A única diferença é que esta guerra não foi declarada. Não oficialmente, pelo menos. E isto tem enormes desvantagens, sendo a principal delas o facto de nenhum país estrangeiro estar a ajudar os haitianos enquanto o seu país sangra até à morte.

A raiz do problema pode ser encontrada na quase total ausência do Estado. Este colapso social começou em 2010, da forma mais simbólica possível: um terramoto devastador deixou Porto Príncipe em ruínas, com mais de 300.000 mortos. Foi um toque final macabro ao que já era uma tendência herdada da década de 1960, quando François “Papa Doc” Duvalier se estabeleceu como ditador vitalício. Ele foi sucedido 20 anos depois por seu filho, “Baby Doc”. Entre pai e filho, lançaram um regime de terror que, segundo as Nações Unidas, deixou pelo menos 50 mil mortos no país. A polícia secreta – conhecida como Ton-Ton Macoute (bicho papão) – continuou a matar mesmo anos após o fim do regime Duvalier, sob a forma de grupos paramilitares. Apesar da chegada da democracia, a instabilidade e a corrupção consolidaram-se no Haiti.
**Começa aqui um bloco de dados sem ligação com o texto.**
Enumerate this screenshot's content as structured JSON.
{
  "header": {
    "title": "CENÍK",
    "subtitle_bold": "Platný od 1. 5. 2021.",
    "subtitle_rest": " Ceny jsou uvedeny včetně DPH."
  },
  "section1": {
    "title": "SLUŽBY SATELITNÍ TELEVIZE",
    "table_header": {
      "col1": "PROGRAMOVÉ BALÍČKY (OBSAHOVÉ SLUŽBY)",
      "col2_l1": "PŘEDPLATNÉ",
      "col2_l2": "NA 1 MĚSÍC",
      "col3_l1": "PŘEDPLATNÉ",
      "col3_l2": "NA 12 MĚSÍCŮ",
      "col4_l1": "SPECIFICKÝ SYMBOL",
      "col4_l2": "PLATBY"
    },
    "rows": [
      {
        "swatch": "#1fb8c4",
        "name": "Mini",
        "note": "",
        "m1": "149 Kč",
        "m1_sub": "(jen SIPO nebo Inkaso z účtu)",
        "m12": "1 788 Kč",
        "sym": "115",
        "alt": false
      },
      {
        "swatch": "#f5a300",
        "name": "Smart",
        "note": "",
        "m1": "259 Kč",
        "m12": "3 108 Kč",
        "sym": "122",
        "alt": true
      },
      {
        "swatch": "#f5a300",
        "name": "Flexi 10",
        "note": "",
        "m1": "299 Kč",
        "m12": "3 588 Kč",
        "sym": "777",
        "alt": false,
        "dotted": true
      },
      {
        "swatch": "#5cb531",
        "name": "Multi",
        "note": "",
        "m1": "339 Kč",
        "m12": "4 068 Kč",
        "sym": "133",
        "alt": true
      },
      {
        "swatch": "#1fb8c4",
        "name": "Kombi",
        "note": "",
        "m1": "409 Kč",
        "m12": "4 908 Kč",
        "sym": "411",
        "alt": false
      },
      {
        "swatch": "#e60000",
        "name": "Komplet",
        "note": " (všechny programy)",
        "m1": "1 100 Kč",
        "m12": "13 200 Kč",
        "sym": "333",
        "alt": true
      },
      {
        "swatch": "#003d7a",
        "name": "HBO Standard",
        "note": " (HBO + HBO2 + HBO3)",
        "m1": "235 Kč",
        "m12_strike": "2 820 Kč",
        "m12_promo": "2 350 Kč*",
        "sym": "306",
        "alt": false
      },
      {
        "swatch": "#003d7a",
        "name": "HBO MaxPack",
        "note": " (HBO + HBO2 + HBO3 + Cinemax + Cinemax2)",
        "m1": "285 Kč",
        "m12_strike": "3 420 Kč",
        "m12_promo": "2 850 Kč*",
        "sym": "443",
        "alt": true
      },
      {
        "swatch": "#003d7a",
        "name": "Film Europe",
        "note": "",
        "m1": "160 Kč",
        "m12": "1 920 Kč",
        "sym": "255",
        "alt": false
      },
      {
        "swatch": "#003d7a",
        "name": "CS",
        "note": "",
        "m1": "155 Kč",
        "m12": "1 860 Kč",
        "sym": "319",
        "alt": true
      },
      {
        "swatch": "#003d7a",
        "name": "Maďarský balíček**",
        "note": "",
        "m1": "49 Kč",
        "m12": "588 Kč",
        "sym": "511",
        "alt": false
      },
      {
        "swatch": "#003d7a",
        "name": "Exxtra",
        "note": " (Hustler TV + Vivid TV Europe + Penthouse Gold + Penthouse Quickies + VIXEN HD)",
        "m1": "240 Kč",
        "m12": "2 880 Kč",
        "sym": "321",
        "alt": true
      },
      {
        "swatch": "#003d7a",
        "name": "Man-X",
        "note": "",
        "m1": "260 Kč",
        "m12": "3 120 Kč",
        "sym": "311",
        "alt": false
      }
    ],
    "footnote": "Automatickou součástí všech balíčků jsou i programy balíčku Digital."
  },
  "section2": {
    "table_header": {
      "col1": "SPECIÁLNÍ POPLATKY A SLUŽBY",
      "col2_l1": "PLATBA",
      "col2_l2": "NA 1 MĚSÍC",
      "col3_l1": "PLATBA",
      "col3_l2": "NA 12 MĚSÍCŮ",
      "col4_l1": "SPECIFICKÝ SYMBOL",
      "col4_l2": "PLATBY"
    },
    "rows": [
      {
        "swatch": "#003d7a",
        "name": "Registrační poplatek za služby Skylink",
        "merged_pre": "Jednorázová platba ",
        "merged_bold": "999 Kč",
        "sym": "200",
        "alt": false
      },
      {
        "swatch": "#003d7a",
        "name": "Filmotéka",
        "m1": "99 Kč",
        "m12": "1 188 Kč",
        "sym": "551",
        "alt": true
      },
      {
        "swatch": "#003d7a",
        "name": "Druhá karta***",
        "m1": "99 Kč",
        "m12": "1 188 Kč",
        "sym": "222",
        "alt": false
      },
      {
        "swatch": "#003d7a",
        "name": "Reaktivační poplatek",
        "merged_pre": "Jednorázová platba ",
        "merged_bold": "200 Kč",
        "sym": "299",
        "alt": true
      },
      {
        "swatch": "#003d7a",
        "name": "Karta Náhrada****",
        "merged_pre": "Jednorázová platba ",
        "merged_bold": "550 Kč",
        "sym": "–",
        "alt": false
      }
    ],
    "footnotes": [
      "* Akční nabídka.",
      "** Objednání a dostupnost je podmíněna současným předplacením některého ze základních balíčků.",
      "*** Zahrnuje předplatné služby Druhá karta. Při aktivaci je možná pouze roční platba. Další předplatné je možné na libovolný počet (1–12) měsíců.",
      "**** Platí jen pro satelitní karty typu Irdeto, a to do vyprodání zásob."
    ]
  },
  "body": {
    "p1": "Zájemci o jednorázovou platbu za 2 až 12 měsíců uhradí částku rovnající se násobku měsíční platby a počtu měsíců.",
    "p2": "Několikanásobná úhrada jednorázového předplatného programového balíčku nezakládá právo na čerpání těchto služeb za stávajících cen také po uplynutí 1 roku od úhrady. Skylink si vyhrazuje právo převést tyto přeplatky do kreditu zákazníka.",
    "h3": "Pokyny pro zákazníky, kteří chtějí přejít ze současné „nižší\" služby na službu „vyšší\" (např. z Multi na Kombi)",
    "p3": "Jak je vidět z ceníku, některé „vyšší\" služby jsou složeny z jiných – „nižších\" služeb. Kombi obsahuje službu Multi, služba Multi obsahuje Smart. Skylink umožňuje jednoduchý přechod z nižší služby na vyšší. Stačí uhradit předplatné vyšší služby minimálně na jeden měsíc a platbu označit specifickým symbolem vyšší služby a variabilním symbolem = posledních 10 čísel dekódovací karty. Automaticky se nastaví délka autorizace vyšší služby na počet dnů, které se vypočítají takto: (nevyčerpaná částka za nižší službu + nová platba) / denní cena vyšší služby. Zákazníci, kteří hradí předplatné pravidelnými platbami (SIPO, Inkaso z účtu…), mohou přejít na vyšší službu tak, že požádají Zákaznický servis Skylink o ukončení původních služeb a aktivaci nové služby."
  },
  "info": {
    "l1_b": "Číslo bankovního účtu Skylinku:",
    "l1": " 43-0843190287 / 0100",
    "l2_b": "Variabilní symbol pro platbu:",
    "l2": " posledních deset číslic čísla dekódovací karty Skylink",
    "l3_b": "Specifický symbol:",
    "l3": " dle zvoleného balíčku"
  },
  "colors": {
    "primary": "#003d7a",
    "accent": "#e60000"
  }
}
Em agosto de 2021, outro terremoto devastador atingiu o país. E, apenas um mês antes, o então presidente Jovenel Moïse foi assassinado por mercenários colombianos em sua casa – um ataque em que se misturaram intrigas políticas, interesses comerciais e assuntos que começam no Haiti e terminam em Washington. Daquele dia até hoje, o Haiti esteve sem chefe de Estado. Não há um único membro eleito do parlamento. Na verdade, o edifício legislativo nem sequer existe – ruiu durante o terramoto e foi posteriormente abandonado. No papel, o primeiro-ministro Ariel Henry é o chefe de Estado interino, embora esteja rodeado por uma camarilha muito pequena, com a maioria da população a opor-se a ele. No Haiti, em termos reais, ninguém está no comando.